2023年のオートメーション新聞も12月20日発行号が最後。
振り返ると今年も色々なチャレンジをした。制御盤業界にスポットを当てた連載「制御盤DXと設計・製造の効率化」、FA業界のトップランナーへのインタビュー企画「FAトップインタビュー」、識者の新連載として、某メーカーの現役の生産技術担当シマタケさんの「電気エンジニアのツボ出張版」、広島県の制御盤メーカー東洋電装の越智稔さんの「広島発 中小製造業がDXで変わるまで」などをスタートした。11月には初めてドイツの展示会SPSに参加した。2024年もこの勢いのまま、特に新規開拓を中心に色々と挑戦していく。
なぜ新規開拓にこだわるのか?「一人でも多くの製造業者に情報を届けたい」「会社を成長させてもっと高い給料を得られるようにしたい」と言いたいところだが、実際は「将来に対する危機感」でしかない。オートメーション新聞は日本語の新聞で、WEBや電子版も提供しているが事業の柱は有料の紙媒体だ。それに対しターゲットユーザーとなる日本の人口、製造業の労働人口は減る一方で、ペーパーレスで紙媒体は急減している。情報収集の手段としての新聞の存在感も薄れている。周りを見れば無料のWEB媒体が多数存在し、生成AIなども出てきた。さらに言うと、弊社は小規模零細の個人商店。同業のメディアは多くの記者を抱えて活動量も多い。どれだけ甘く見積もっても、弊社が置かれている状況は四面楚歌、崖っぷちであり、どんどんと新規顧客や領域を開拓して生き残りに向けてあがくしかないのだ。
日本の製造業も他人事ではない。国内市場は縮小傾向にあるなかで、海外や国内の新興企業などが次々とFA業界を目掛けて攻勢を強めている。自社よりも規模が大きく、資本力も人的リソースもあり、発信力も強い企業との競争環境ができてきている。いまは従来からの顧客が支えてくれているが、一寸先は闇。
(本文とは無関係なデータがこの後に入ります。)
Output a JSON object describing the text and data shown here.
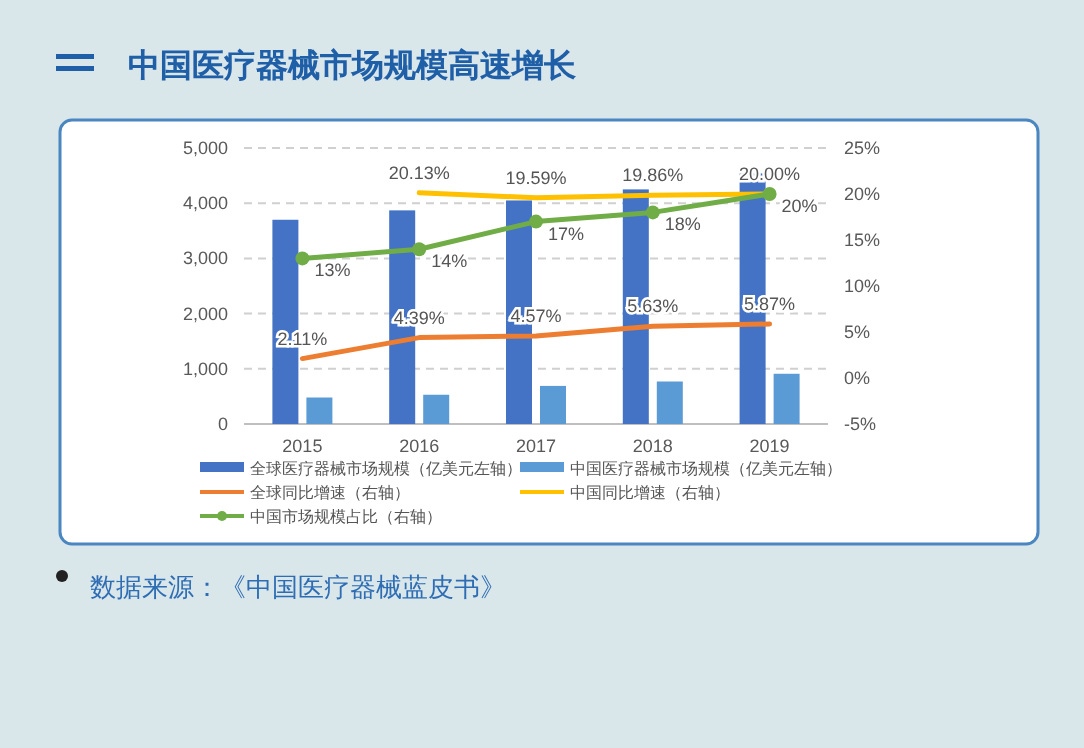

もっと言うと、コロナ禍やサプライチェーンの大混乱でこれまでの常識やルールが大きく変わった。DXやデジタルも変革に拍車をかけている。競合企業は虎視眈々と置き換えを狙い、漫然といままで通りでは行かない状況になっている。変化も失敗も悪ではない。挑戦しないことが悪なのだ。下期に回復が期待される2024年、ここが正念場だ。